Открытие приурочили к первому числу. Накануне праздника Прохор Филиппович в последний раз, пока не убрали леса, осмотрел изваяние, пощупал крылья, деловито постучал по постаменту. Всё было в порядке, а дошёл до дома, и в голову полезла нелепица. Вернее, поначалу мысль показалась нелепой, но при этом, Прохор Филиппович проворочался до полуночи. Поднимался курить, ходил из угла в угол и, почти уверившись, что в надписи на пьедестале сделана грамматическая ошибка, задремал чуть не на заре. Уже засветло ему приснился кошмар и вскочив с постели он понял, что давно пора выходить. Пока побрился, пока собрался… В общем, к «Институтской» Прохор Филиппович прибыл одновременно, с щеголявшем в новой калоше соседом-Девкиным, который на все городские мероприятия являлся с опозданием, отчасти по причинам объективного свойства, отчасти из-за нелюбви к длинным речам. Речей и в этот раз хватало, но большинство ораторов уже выступило. Когда ГПКульт протиснулся к памятнику, своё приветствие его создателям дочитывал какой-то совсем неизвестный старичок из Осоавиахима, сказавший, впрочем, много тёплых слов о товарище Сталине. Последним на трибуну взобрался Кульков:
— Коммунары древнего Вавилона, товарищи, предприняли попытку достичь небес, отринув ненавистное религиозное ярмо. Но без Наркомпроса, без культпросвета их попытка была обречена. Мы пойдём другим путём. Им помешало незнание языков, и мы начнём с образования. Возможно не сразу, возможно потребуются десятки лет коммунистического воспитания, но, верю, настанет пора, когда все вокруг заговорят на едином, пролетарском наречии. С его помощью будут общаться рабочие и учёные, литераторы будут писать на нём книги, и это будут наши книги. Мы легко отличим своего от чужака, осколка старого мира. С попами и дворянами нам не по пути, но интеллигенция, по природе своей лишённая религиозного чувства, докажет право шагать в новую жизнь. И именно она понесёт этот язык в массы, которые построят коммунистический рай на земле. Рай не для избранных, а для всех трудящихся, мечтавших о светлом будущем. А которые не мечтают, заставим, товарищи, — очкарик вспотел и впал в пафос. — Так пусть этот монумент станет символом грядущего строительства нового Вавилона. Символом стремления людей, ведомых не добрым боженькой, а партией большевиков. Нашей партией. Ура, товарищи!

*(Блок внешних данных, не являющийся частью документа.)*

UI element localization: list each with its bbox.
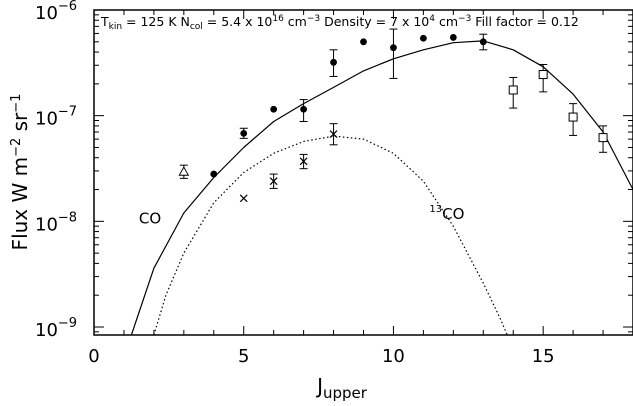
x-tick-label: 10	[382, 346, 405, 367]
data-point-circle	[240, 129, 248, 137]
co-model-curve	[130, 40, 633, 335]
plot-frame	[93, 9, 633, 336]
data-point-circle	[210, 170, 218, 178]
data-point-cross	[329, 130, 338, 138]
data-point-circle	[270, 105, 278, 113]
data-point-cross	[239, 194, 248, 203]
data-point-square	[598, 133, 608, 143]
data-point-circle	[300, 105, 308, 113]
x-axis-title: Jupper	[315, 374, 368, 402]
model-curves	[130, 40, 633, 335]
x-tick-label: 15	[532, 346, 555, 367]
co13-model-curve	[153, 135, 508, 335]
x-tick-label: 0	[88, 346, 99, 367]
data-point-square	[538, 70, 548, 80]
x-tick-labels: 0 5 10 15	[88, 346, 554, 367]
data-point-circle	[330, 58, 337, 66]
y-tick-label: 10−7	[35, 105, 77, 130]
data-point-circle	[419, 34, 427, 42]
curve-labels: CO 13CO	[139, 204, 464, 228]
curve-label: CO	[139, 210, 161, 228]
data-point-circle	[479, 38, 487, 46]
model-parameters: Tkin = 125 K Ncol = 5.4 x 1016 cm−3 Dens…	[100, 14, 579, 32]
y-tick-label: 10−8	[35, 210, 77, 235]
data-point-circle	[360, 38, 367, 46]
y-tick-label: 10−6	[35, 0, 77, 24]
observed-points	[178, 28, 608, 203]
x-tick-label: 5	[238, 346, 249, 367]
y-tick-label: 10−9	[35, 316, 77, 341]
axis-ticks	[93, 9, 633, 335]
data-point-square	[508, 85, 518, 95]
y-axis-title: Flux W m−2 sr−1	[8, 94, 32, 251]
data-point-circle	[390, 44, 397, 52]
curve-label: 13CO	[429, 204, 464, 223]
data-point-cross	[299, 157, 308, 166]
y-tick-labels: 10−9 10−8 10−7 10−6	[35, 0, 77, 341]
data-point-cross	[269, 177, 278, 186]
data-point-triangle	[178, 166, 190, 176]
data-point-square	[568, 112, 578, 122]
data-point-circle	[449, 34, 457, 41]
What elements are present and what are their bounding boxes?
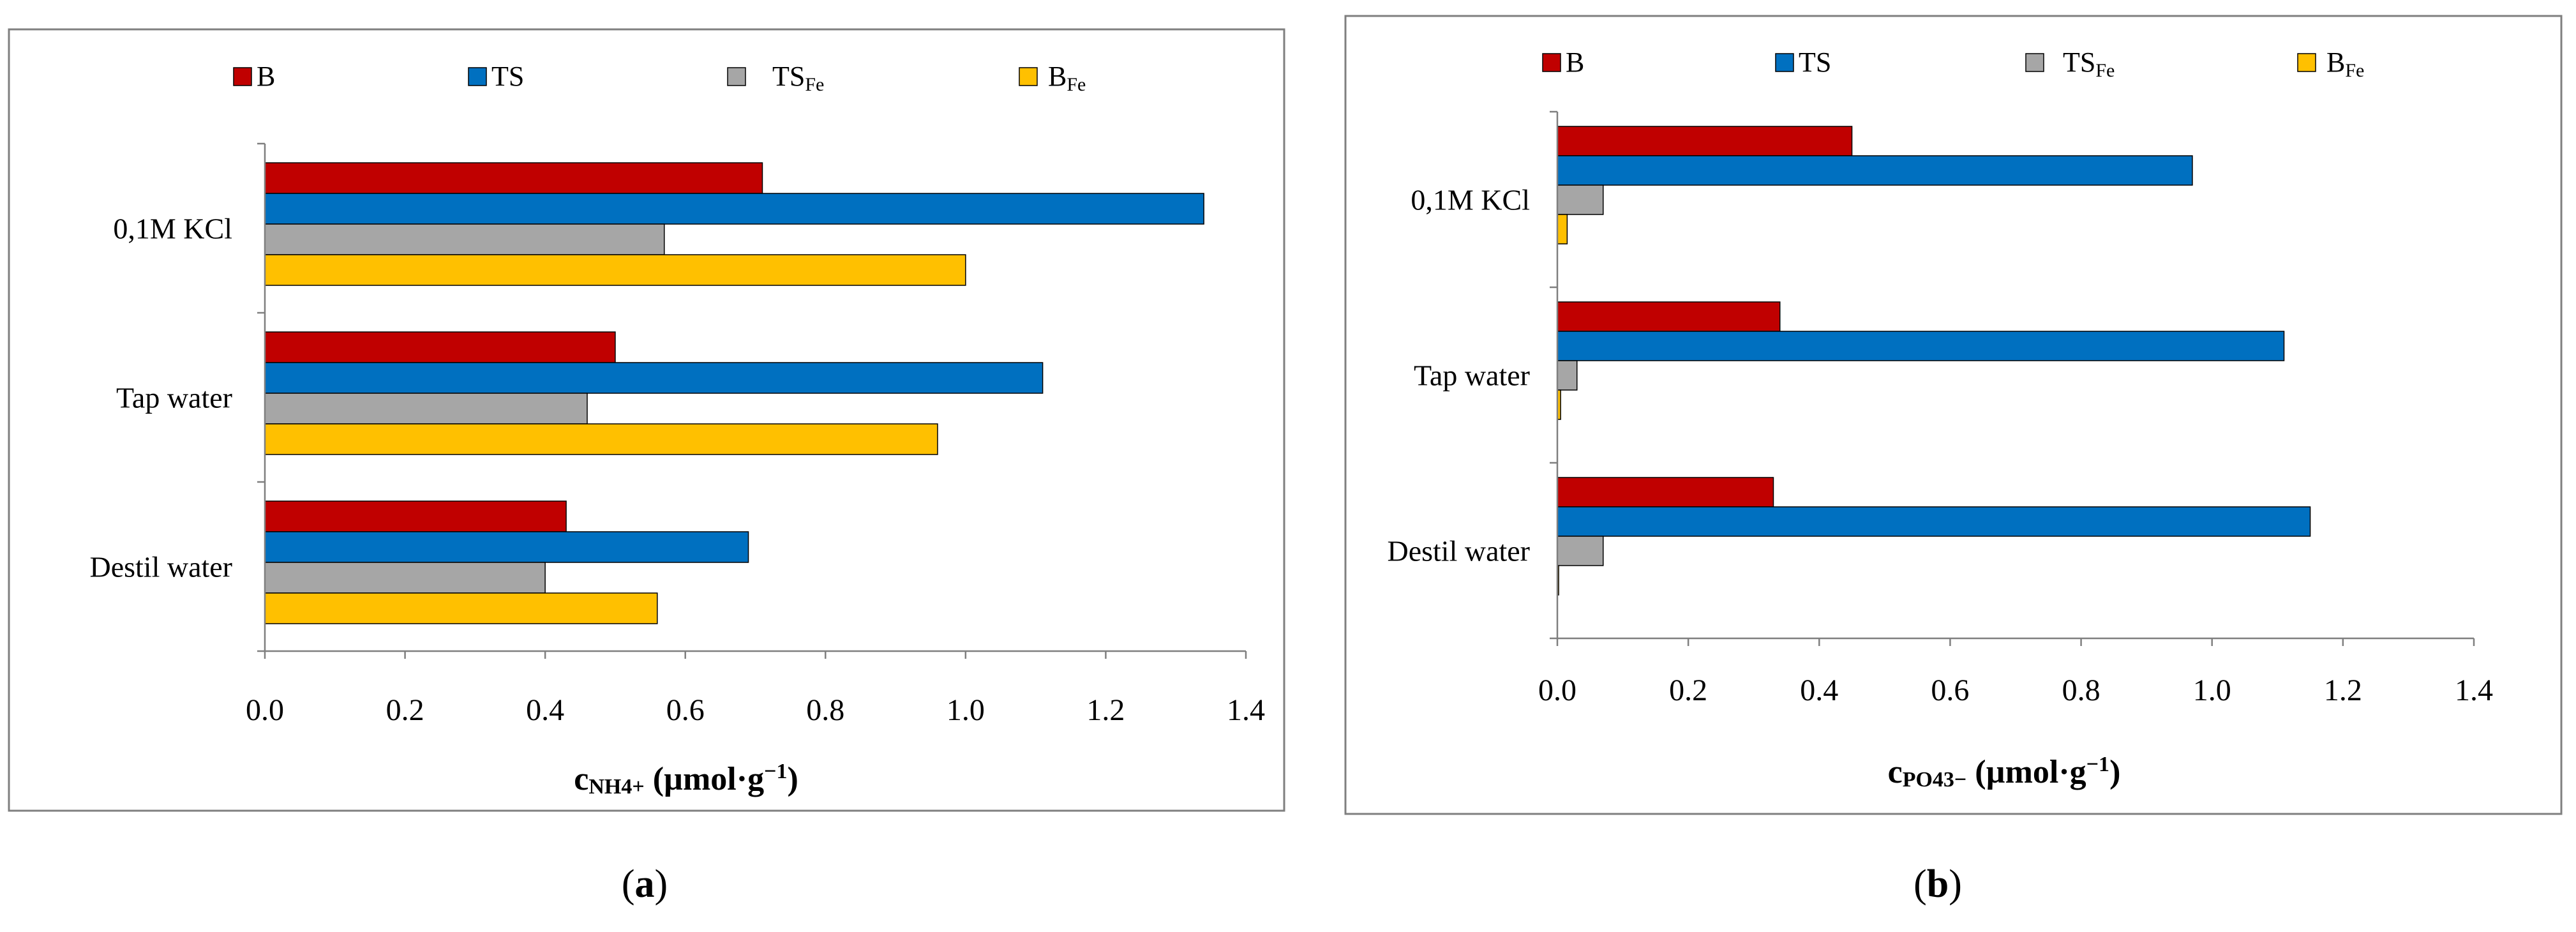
x-tick-label: 0.0 — [1538, 673, 1576, 707]
panel-b-chart: B TS TSFe BFe 0,1M KCl Tap water Destil wa… — [1344, 15, 2563, 906]
panel-b-frame — [1344, 15, 2563, 815]
x-tick-label: 1.4 — [1227, 693, 1265, 727]
legend-swatch-tsfe — [2025, 53, 2044, 72]
category-label-0-1m-kcl: 0,1M KCl — [1411, 184, 1530, 216]
x-tick-label: 0.8 — [806, 693, 844, 727]
legend-label-b: B — [257, 61, 275, 92]
bar-destil-water-ts — [264, 531, 749, 563]
legend-swatch-b — [1542, 53, 1561, 72]
bar-0-1m-kcl-b — [264, 162, 763, 194]
x-tick-label: 0.6 — [1931, 673, 1969, 707]
bar-0-1m-kcl-b — [1557, 126, 1853, 156]
bar-tap-water-b — [264, 331, 616, 363]
x-tick-label: 0.2 — [1669, 673, 1707, 707]
panel-a-plot: 0,1M KCl Tap water Destil water 0.0 0.2 0.4 0.… — [89, 142, 1265, 727]
legend-item-tsfe: TSFe — [727, 61, 824, 95]
panel-b-legend: B TS TSFe BFe — [1542, 47, 2364, 81]
legend-label-bfe: BFe — [2326, 47, 2364, 81]
legend-swatch-tsfe — [727, 67, 746, 86]
bar-tap-water-bfe — [264, 423, 938, 455]
x-tick-label: 0.8 — [2062, 673, 2100, 707]
bar-destil-water-b — [1557, 477, 1774, 507]
bar-0-1m-kcl-ts — [1557, 155, 2193, 186]
panel-a-legend: B TS TSFe BFe — [233, 61, 1086, 95]
legend-item-b: B — [1542, 47, 1584, 78]
legend-item-bfe: BFe — [1019, 61, 1086, 95]
bar-0-1m-kcl-bfe — [264, 254, 966, 286]
x-tick-label: 1.2 — [2324, 673, 2362, 707]
category-label-0-1m-kcl: 0,1M KCl — [113, 213, 232, 245]
panel-a-frame — [8, 28, 1285, 812]
bar-0-1m-kcl-ts — [264, 193, 1204, 225]
x-tick-label: 0.2 — [386, 693, 424, 727]
bar-tap-water-tsfe — [1557, 360, 1578, 391]
legend-label-ts: TS — [491, 61, 524, 92]
bar-destil-water-tsfe — [1557, 536, 1604, 566]
bar-0-1m-kcl-tsfe — [1557, 184, 1604, 215]
x-tick-label: 0.4 — [1800, 673, 1838, 707]
category-label-destil-water: Destil water — [1387, 535, 1530, 567]
bar-destil-water-bfe — [264, 592, 658, 624]
category-label-destil-water: Destil water — [89, 551, 232, 583]
legend-label-tsfe: TSFe — [772, 61, 824, 95]
legend-swatch-ts — [1775, 53, 1794, 72]
legend-item-b: B — [233, 61, 275, 92]
legend-item-ts: TS — [468, 61, 524, 92]
bar-0-1m-kcl-tsfe — [264, 223, 665, 255]
x-tick-label: 1.4 — [2455, 673, 2493, 707]
bar-destil-water-tsfe — [264, 562, 546, 594]
bar-tap-water-b — [1557, 301, 1781, 332]
bar-tap-water-ts — [1557, 331, 2285, 361]
legend-swatch-b — [233, 67, 252, 86]
bar-destil-water-b — [264, 500, 567, 532]
x-tick-label: 1.2 — [1086, 693, 1125, 727]
panel-a-x-axis-title: cNH4+ (µmol·g−1) — [574, 760, 798, 799]
legend-swatch-bfe — [1019, 67, 1038, 86]
x-tick-label: 1.0 — [947, 693, 985, 727]
bar-tap-water-tsfe — [264, 393, 588, 425]
legend-label-bfe: BFe — [1048, 61, 1086, 95]
x-tick-label: 0.0 — [246, 693, 284, 727]
x-tick-label: 1.0 — [2193, 673, 2231, 707]
panel-a-chart: B TS TSFe BFe 0,1M KCl Tap water Destil wa… — [8, 28, 1285, 906]
legend-label-ts: TS — [1799, 47, 1831, 78]
bar-0-1m-kcl-bfe — [1557, 214, 1568, 244]
legend-swatch-ts — [468, 67, 487, 86]
bar-destil-water-ts — [1557, 506, 2311, 537]
category-label-tap-water: Tap water — [1414, 359, 1530, 392]
bar-tap-water-ts — [264, 362, 1044, 394]
legend-label-tsfe: TSFe — [2063, 47, 2115, 81]
legend-swatch-bfe — [2297, 53, 2316, 72]
category-label-tap-water: Tap water — [116, 382, 232, 414]
panel-b-caption: (b) — [1913, 862, 1962, 906]
x-tick-label: 0.4 — [526, 693, 564, 727]
x-tick-label: 0.6 — [666, 693, 705, 727]
panel-a-caption: (a) — [622, 862, 668, 906]
legend-item-ts: TS — [1775, 47, 1831, 78]
panel-b-x-axis-title: cPO43− (µmol·g−1) — [1888, 753, 2121, 792]
legend-item-tsfe: TSFe — [2025, 47, 2115, 81]
legend-label-b: B — [1566, 47, 1584, 78]
panel-b-plot: 0,1M KCl Tap water Destil water 0.0 0.2 0.4 0.… — [1387, 110, 2493, 707]
legend-item-bfe: BFe — [2297, 47, 2364, 81]
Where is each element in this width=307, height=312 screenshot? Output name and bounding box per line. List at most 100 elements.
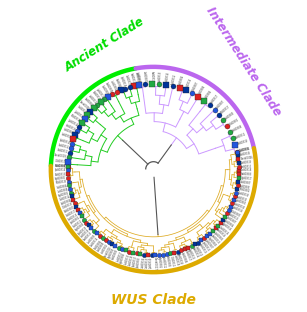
Text: LcWOX05: LcWOX05 <box>134 72 140 84</box>
Text: ClWOX11: ClWOX11 <box>169 255 175 267</box>
Text: SeWOX12: SeWOX12 <box>57 143 69 149</box>
Text: SgWOX03: SgWOX03 <box>55 176 67 181</box>
Text: SgWOX05: SgWOX05 <box>107 247 116 259</box>
Point <box>77 211 82 216</box>
Text: SeWOX17: SeWOX17 <box>209 94 220 105</box>
Text: SgWOX06: SgWOX06 <box>119 252 127 264</box>
Text: AnWOX11: AnWOX11 <box>241 164 252 168</box>
Text: LcWOX01: LcWOX01 <box>109 80 118 91</box>
Point <box>82 116 87 121</box>
Text: LhWOX12: LhWOX12 <box>194 245 203 257</box>
Text: AnWOX10: AnWOX10 <box>176 253 183 265</box>
Point <box>224 211 229 216</box>
Point <box>80 120 84 125</box>
Point <box>192 242 197 247</box>
Text: SeWOX10: SeWOX10 <box>239 151 251 157</box>
Point <box>157 252 161 257</box>
Point <box>211 228 216 233</box>
Text: CnWOX04: CnWOX04 <box>178 75 186 87</box>
Point <box>68 187 73 192</box>
Text: SpWOX04: SpWOX04 <box>223 219 235 229</box>
Text: SpWOX13: SpWOX13 <box>201 241 210 253</box>
Text: CpWOX17: CpWOX17 <box>95 87 105 99</box>
Text: CnWOX07: CnWOX07 <box>142 71 147 83</box>
Point <box>212 107 217 112</box>
Text: CpWOX14: CpWOX14 <box>67 118 79 127</box>
Text: SsWOX04: SsWOX04 <box>56 184 68 190</box>
Point <box>153 252 158 257</box>
Text: AnWOX15: AnWOX15 <box>83 231 94 242</box>
Point <box>123 86 128 91</box>
Point <box>106 240 111 245</box>
Text: McWOX06: McWOX06 <box>55 164 66 168</box>
Text: LcWOX08: LcWOX08 <box>57 188 69 194</box>
Point <box>65 164 70 169</box>
Point <box>123 248 128 253</box>
Point <box>77 124 82 129</box>
Text: ClWOX19: ClWOX19 <box>62 202 74 210</box>
Text: CnWOX19: CnWOX19 <box>60 133 72 140</box>
Text: SgWOX02: SgWOX02 <box>157 257 162 268</box>
Point <box>110 242 115 247</box>
Text: CpWOX19: CpWOX19 <box>241 160 252 165</box>
Text: SgWOX16: SgWOX16 <box>221 222 232 232</box>
Point <box>113 244 118 249</box>
Text: SpWOX14: SpWOX14 <box>165 71 170 83</box>
Text: LhWOX17: LhWOX17 <box>65 209 77 218</box>
Point <box>91 106 96 111</box>
Point <box>220 217 225 222</box>
Point <box>71 197 76 202</box>
Text: SpWOX08: SpWOX08 <box>180 252 187 264</box>
Point <box>106 94 111 99</box>
Text: SeWOX07: SeWOX07 <box>240 180 252 186</box>
Text: TanWOX10: TanWOX10 <box>54 153 67 159</box>
Text: AnWOX13: AnWOX13 <box>210 234 220 245</box>
Point <box>235 183 240 188</box>
Point <box>208 231 213 236</box>
Text: SpWOX19: SpWOX19 <box>77 225 89 236</box>
Point <box>67 150 72 155</box>
Point <box>97 233 102 238</box>
Text: TanWOX16: TanWOX16 <box>103 245 113 258</box>
Point <box>71 137 76 142</box>
Text: SeWOX17: SeWOX17 <box>184 250 191 262</box>
Point <box>226 207 231 212</box>
Text: SgWOX02: SgWOX02 <box>58 191 70 198</box>
Point <box>230 201 235 206</box>
Text: CpWOX16: CpWOX16 <box>239 147 251 153</box>
Point <box>218 220 223 225</box>
Text: ClWOX17: ClWOX17 <box>55 159 67 164</box>
Point <box>232 194 237 199</box>
Text: CmWOX03: CmWOX03 <box>241 172 252 177</box>
Text: LcWOX15: LcWOX15 <box>124 253 131 265</box>
Text: CnWOX14: CnWOX14 <box>90 236 100 247</box>
Text: CmWOX18: CmWOX18 <box>129 73 136 85</box>
Point <box>168 251 173 256</box>
Point <box>66 179 71 184</box>
Point <box>207 102 212 107</box>
Text: SpWOX01: SpWOX01 <box>70 216 81 226</box>
Point <box>66 155 71 160</box>
Point <box>75 128 80 133</box>
Text: LcWOX09: LcWOX09 <box>86 234 97 245</box>
Point <box>237 168 242 173</box>
Point <box>172 250 177 255</box>
Text: SeWOX08: SeWOX08 <box>231 124 243 133</box>
Text: SsWOX14: SsWOX14 <box>218 225 230 236</box>
Point <box>199 238 204 243</box>
Text: AnWOX02: AnWOX02 <box>83 97 94 108</box>
Point <box>170 84 175 89</box>
Text: TanWOX05: TanWOX05 <box>78 100 90 112</box>
Text: CnWOX16: CnWOX16 <box>141 256 146 268</box>
Text: SpWOX07: SpWOX07 <box>215 99 226 110</box>
Point <box>65 164 70 169</box>
Text: Ancient Clade: Ancient Clade <box>62 15 147 74</box>
Text: CpWOX10: CpWOX10 <box>149 257 154 268</box>
Point <box>236 179 241 184</box>
Text: LhWOX10: LhWOX10 <box>237 139 249 146</box>
Text: LcWOX12: LcWOX12 <box>161 256 166 268</box>
Text: SgWOX06: SgWOX06 <box>198 84 207 96</box>
Point <box>98 100 103 105</box>
Point <box>127 249 132 254</box>
Text: LhWOX06: LhWOX06 <box>93 239 103 250</box>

Плещущая толпа подхватила «ура». Грянул туш. Бязь, скрывавшая скульптуру, медленно поползла, явив публике зрелище настолько из ряда вон выходящее, что даже оркестр пожарной части, в силу своей суровой специфики, казалось бы, неспособный поддаваться эмоциям, рассыпался, развалился и нестройно смолк. Да, признаться, было от чего! На корявом утесе, в той же самой, но теперь скорее неприличной, нежели спортивной позе, пригнулась, подставив нежным лучам весеннего солнца гладкий зад и полуприкрытые кудрявыми завитками складки продолговатого лона, бронзовая девка. Крыльев, как и одежд, не было. Склонённый корпус, налитые, тяжело свисающие, груди, запрокинутая голова, лицо со сладострастно-иступлённым выражением… А в вытянутой руке, на ладони — большая пятиконечная звезда.
По шеренгам зрителей пронёсся вздох, но его буквально заглушил страшный крик.
— Гриндель Матьюз! Сволочь! — орал ГПКульт, яростно грозя кулаком кому-то незримому. Несколько человек схватили его за плечи, он захрипел, забился. Стоявшая возле, гражданка, взвизгнув, шарахнулась в сторону, а вокруг запрыгал, размахивая шприцем с какой-то вонючей гадостью, оказавшийся тут же на митинге, Пирамидонтыч…
Ночью Прохор Филиппович, в одних кальсонах, крадучись спустился во двор, укутал гипсовую статую пионерки простынёй, захихикал и убежал прочь.